Member of Legislative Assembly
- In office 11 December 2018 – 3 December 2023
- Preceded by: Gajendra Singh Khimsar
- Succeeded by: Gajendra Singh Khimsar
- Constituency: Lohawat

Personal details
- Born: July 1, 1965 (age 60) Sadri, Jodhpur
- Party: Indian National Congress
- Spouse: Dhani Devi ​(m. 1991)​
- Children: 2 Sons, Sandeep Bishnoi, Kuldeep Bishnoi & 2 Daughters
- Parent: Bhinyaram Udani (father);
- Education: B.A.
- Alma mater: JNVU JODHPUR
- Occupation: Agriculture

= Kishna Ram Vishnoi =

Indian politician from Rajasthan

Kishna Ram Vishnoi (born 1 July 1965) was member of the Rajasthan Legislative Assembly.
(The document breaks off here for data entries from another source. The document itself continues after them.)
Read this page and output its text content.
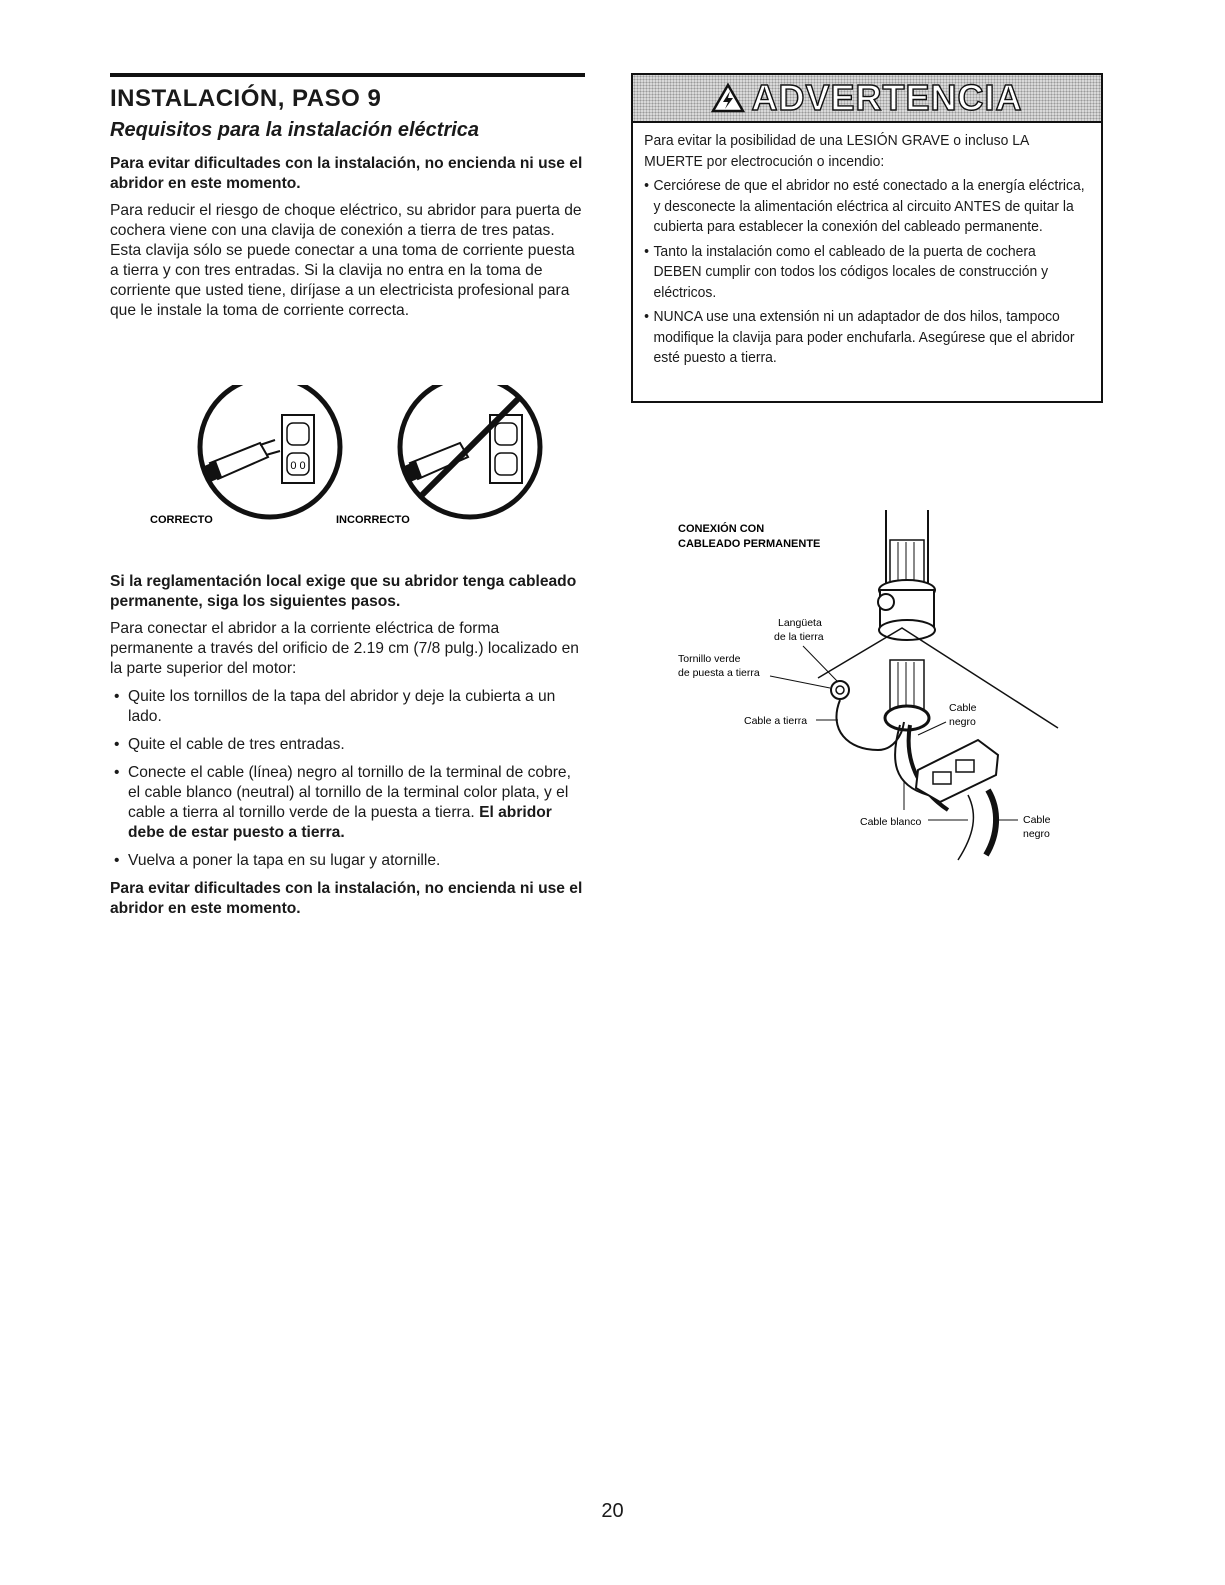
INSTALACIÓN, PASO 9
Requisitos para la instalación eléctrica

Para evitar dificultades con la instalación, no encienda ni use el abridor en este momento.

Para reducir el riesgo de choque eléctrico, su abridor para puerta de cochera viene con una clavija de conexión a tierra de tres patas. Esta clavija sólo se puede conectar a una toma de corriente puesta a tierra y con tres entradas. Si la clavija no entra en la toma de corriente que usted tiene, diríjase a un electricista profesional para que le instale la toma de corriente correcta.

0 0
CORRECTO	INCORRECTO

Si la reglamentación local exige que su abridor tenga cableado permanente, siga los siguientes pasos.

Para conectar el abridor a la corriente eléctrica de forma permanente a través del orificio de 2.19 cm (7/8 pulg.) localizado en la parte superior del motor:

• Quite los tornillos de la tapa del abridor y deje la cubierta a un lado.
• Quite el cable de tres entradas.
• Conecte el cable (línea) negro al tornillo de la terminal de cobre, el cable blanco (neutral) al tornillo de la terminal color plata, y el cable a tierra al tornillo verde de la puesta a tierra. El abridor debe de estar puesto a tierra.
• Vuelva a poner la tapa en su lugar y atornille.

Para evitar dificultades con la instalación, no encienda ni use el abridor en este momento.

ADVERTENCIA

Para evitar la posibilidad de una LESIÓN GRAVE o incluso LA MUERTE por electrocución o incendio:

• Cerciórese de que el abridor no esté conectado a la energía eléctrica, y desconecte la alimentación eléctrica al circuito ANTES de quitar la cubierta para establecer la conexión del cableado permanente.
• Tanto la instalación como el cableado de la puerta de cochera DEBEN cumplir con todos los códigos locales de construcción y eléctricos.
• NUNCA use una extensión ni un adaptador de dos hilos, tampoco modifique la clavija para poder enchufarla. Asegúrese que el abridor esté puesto a tierra.
CONEXIÓN CON
CABLEADO PERMANENTE
Langüeta
de la tierra
Tornillo verde
de puesta a tierra
Cable a tierra
Cable
negro
Cable blanco	Cable
negro
20
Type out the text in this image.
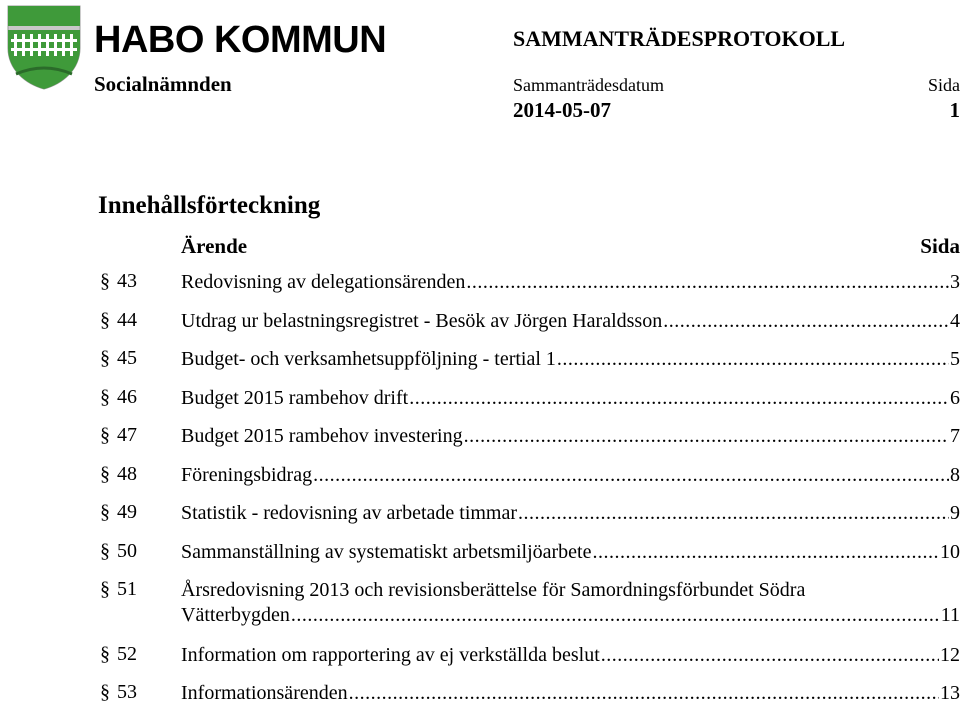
HABO KOMMUN
Socialnämnden
SAMMANTRÄDESPROTOKOLL
Sammanträdesdatum
2014-05-07
Sida
1
Innehållsförteckning
Ärende	Sida
§ 43	Redovisning av delegationsärenden .....	3
§ 44	Utdrag ur belastningsregistret - Besök av Jörgen Haraldsson .....	4
§ 45	Budget- och verksamhetsuppföljning - tertial 1 .....	5
§ 46	Budget 2015 rambehov drift .....	6
§ 47	Budget 2015 rambehov investering .....	7
§ 48	Föreningsbidrag .....	8
§ 49	Statistik - redovisning av arbetade timmar .....	9
§ 50	Sammanställning av systematiskt arbetsmiljöarbete .....	10
§ 51	Årsredovisning 2013 och revisionsberättelse för Samordningsförbundet Södra
Vätterbygden .....	11
§ 52	Information om rapportering av ej verkställda beslut .....	12
§ 53	Informationsärenden .....	13
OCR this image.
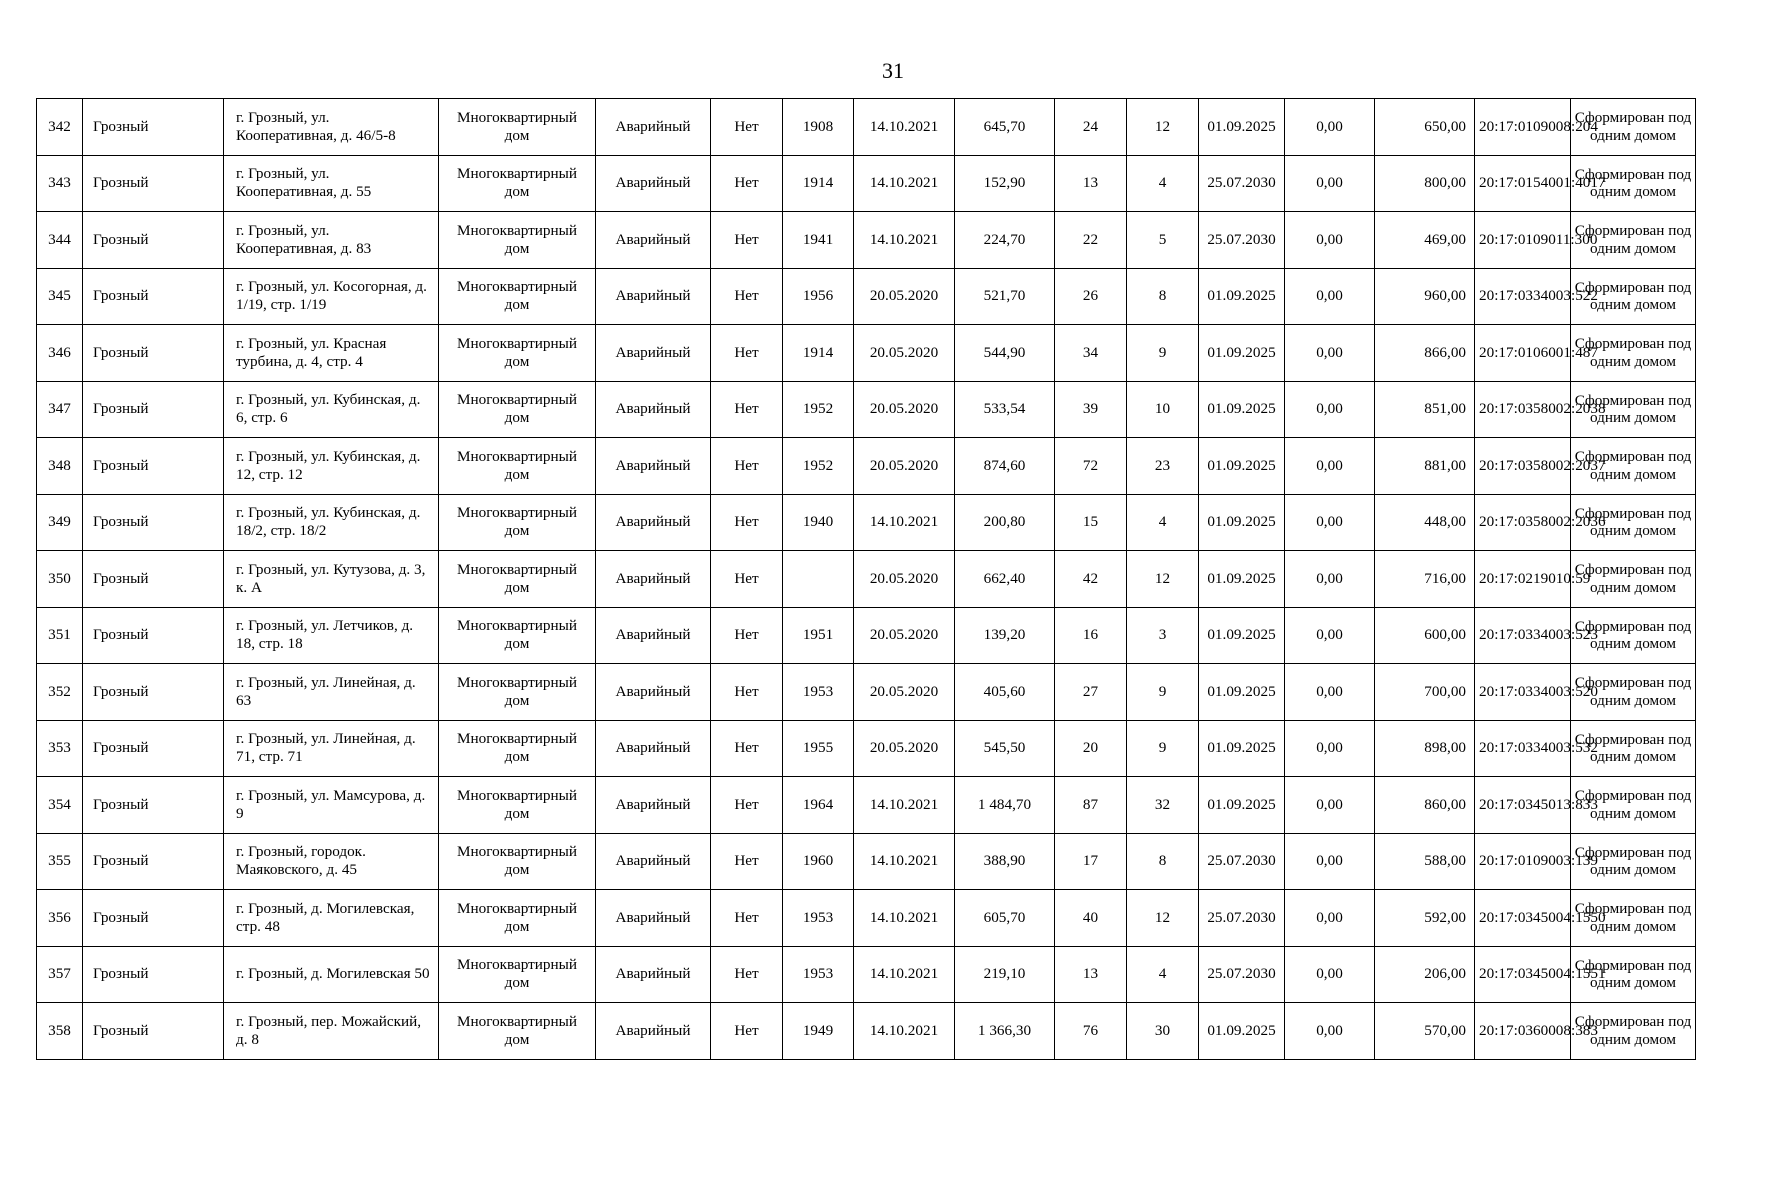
31
342	Грозный	г. Грозный, ул. Кооперативная, д. 46/5-8	Многоквартирный дом	Аварийный	Нет	1908	14.10.2021	645,70	24	12	01.09.2025	0,00	650,00	20:17:0109008:204	Сформирован под одним домом
343	Грозный	г. Грозный, ул. Кооперативная, д. 55	Многоквартирный дом	Аварийный	Нет	1914	14.10.2021	152,90	13	4	25.07.2030	0,00	800,00	20:17:0154001:4017	Сформирован под одним домом
344	Грозный	г. Грозный, ул. Кооперативная, д. 83	Многоквартирный дом	Аварийный	Нет	1941	14.10.2021	224,70	22	5	25.07.2030	0,00	469,00	20:17:0109011:300	Сформирован под одним домом
345	Грозный	г. Грозный, ул. Косогорная, д. 1/19, стр. 1/19	Многоквартирный дом	Аварийный	Нет	1956	20.05.2020	521,70	26	8	01.09.2025	0,00	960,00	20:17:0334003:522	Сформирован под одним домом
346	Грозный	г. Грозный, ул. Красная турбина, д. 4, стр. 4	Многоквартирный дом	Аварийный	Нет	1914	20.05.2020	544,90	34	9	01.09.2025	0,00	866,00	20:17:0106001:487	Сформирован под одним домом
347	Грозный	г. Грозный, ул. Кубинская, д. 6, стр. 6	Многоквартирный дом	Аварийный	Нет	1952	20.05.2020	533,54	39	10	01.09.2025	0,00	851,00	20:17:0358002:2038	Сформирован под одним домом
348	Грозный	г. Грозный, ул. Кубинская, д. 12, стр. 12	Многоквартирный дом	Аварийный	Нет	1952	20.05.2020	874,60	72	23	01.09.2025	0,00	881,00	20:17:0358002:2037	Сформирован под одним домом
349	Грозный	г. Грозный, ул. Кубинская, д. 18/2, стр. 18/2	Многоквартирный дом	Аварийный	Нет	1940	14.10.2021	200,80	15	4	01.09.2025	0,00	448,00	20:17:0358002:2036	Сформирован под одним домом
350	Грозный	г. Грозный, ул. Кутузова, д. 3, к. А	Многоквартирный дом	Аварийный	Нет		20.05.2020	662,40	42	12	01.09.2025	0,00	716,00	20:17:0219010:59	Сформирован под одним домом
351	Грозный	г. Грозный, ул. Летчиков, д. 18, стр. 18	Многоквартирный дом	Аварийный	Нет	1951	20.05.2020	139,20	16	3	01.09.2025	0,00	600,00	20:17:0334003:523	Сформирован под одним домом
352	Грозный	г. Грозный, ул. Линейная, д. 63	Многоквартирный дом	Аварийный	Нет	1953	20.05.2020	405,60	27	9	01.09.2025	0,00	700,00	20:17:0334003:520	Сформирован под одним домом
353	Грозный	г. Грозный, ул. Линейная, д. 71, стр. 71	Многоквартирный дом	Аварийный	Нет	1955	20.05.2020	545,50	20	9	01.09.2025	0,00	898,00	20:17:0334003:532	Сформирован под одним домом
354	Грозный	г. Грозный, ул. Мамсурова, д. 9	Многоквартирный дом	Аварийный	Нет	1964	14.10.2021	1 484,70	87	32	01.09.2025	0,00	860,00	20:17:0345013:833	Сформирован под одним домом
355	Грозный	г. Грозный, городок. Маяковского, д. 45	Многоквартирный дом	Аварийный	Нет	1960	14.10.2021	388,90	17	8	25.07.2030	0,00	588,00	20:17:0109003:139	Сформирован под одним домом
356	Грозный	г. Грозный, д. Могилевская, стр. 48	Многоквартирный дом	Аварийный	Нет	1953	14.10.2021	605,70	40	12	25.07.2030	0,00	592,00	20:17:0345004:1550	Сформирован под одним домом
357	Грозный	г. Грозный, д. Могилевская 50	Многоквартирный дом	Аварийный	Нет	1953	14.10.2021	219,10	13	4	25.07.2030	0,00	206,00	20:17:0345004:1551	Сформирован под одним домом
358	Грозный	г. Грозный, пер. Можайский, д. 8	Многоквартирный дом	Аварийный	Нет	1949	14.10.2021	1 366,30	76	30	01.09.2025	0,00	570,00	20:17:0360008:383	Сформирован под одним домом
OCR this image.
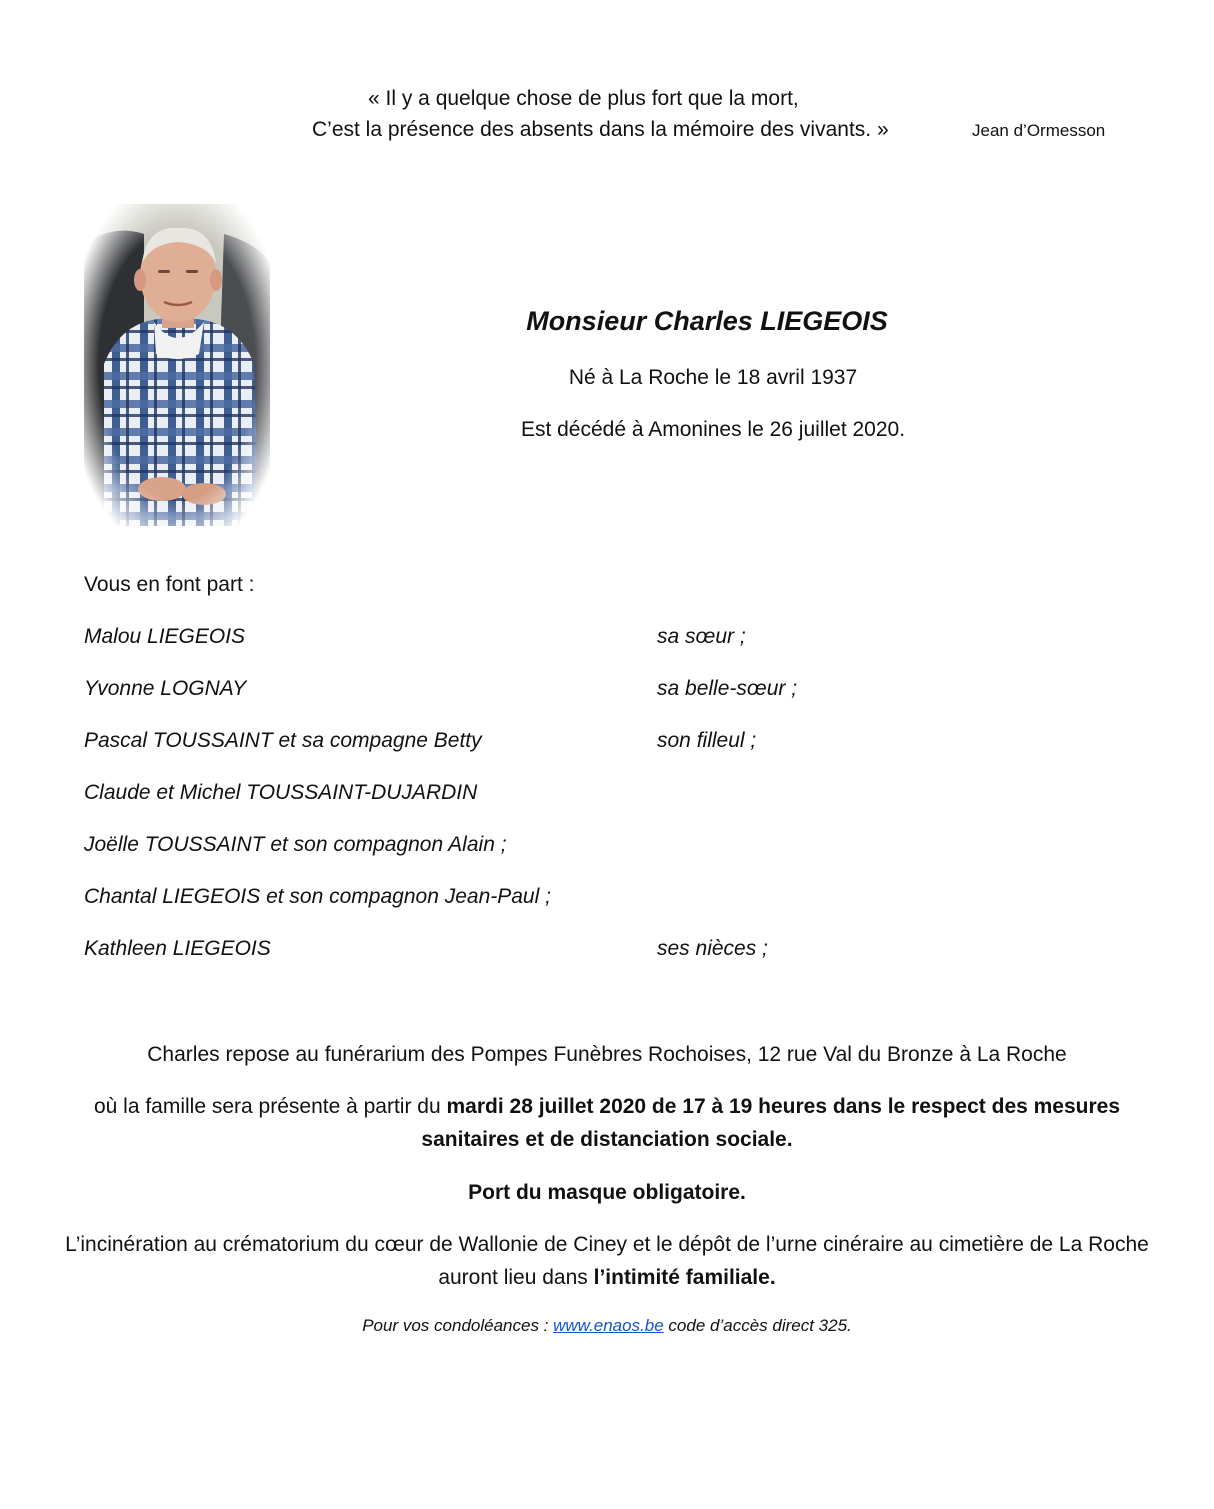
« Il y a quelque chose de plus fort que la mort,
C’est la présence des absents dans la mémoire des vivants. »	Jean d’Ormesson
Monsieur Charles LIEGEOIS
Né à La Roche le 18 avril 1937
Est décédé à Amonines le 26 juillet 2020.
Vous en font part :
Malou LIEGEOIS	sa sœur ;
Yvonne LOGNAY	sa belle-sœur ;
Pascal TOUSSAINT et sa compagne Betty	son filleul ;
Claude et Michel TOUSSAINT-DUJARDIN
Joëlle TOUSSAINT et son compagnon Alain ;
Chantal LIEGEOIS et son compagnon Jean-Paul ;
Kathleen LIEGEOIS	ses nièces ;
Charles repose au funérarium des Pompes Funèbres Rochoises, 12 rue Val du Bronze à La Roche
où la famille sera présente à partir du mardi 28 juillet 2020 de 17 à 19 heures dans le respect des mesures sanitaires et de distanciation sociale.
Port du masque obligatoire.
L’incinération au crématorium du cœur de Wallonie de Ciney et le dépôt de l’urne cinéraire au cimetière de La Roche auront lieu dans l’intimité familiale.
Pour vos condoléances : www.enaos.be code d’accès direct 325.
He is a member of the Indian national congress and represents the Lohawat (Rajasthan Assembly constituency) in Jodhpur District.

== Personal life ==
Kishna Ram Vishnoi was born in godara cast village Sadri, Tehsil Lohawat, Jodhpur, Rajasthan. He graduated from Jai Narain Vyas University Jodhpur. He is married to Dhani Devi and has two sons and two daughters.

== Political life ==
He has contested the Lohawat assembly election for the first time in 2018.

He represented Lohawat constituency of Jodhpur as Member of Legislative Assembly of Rajasthan from 2018-2023.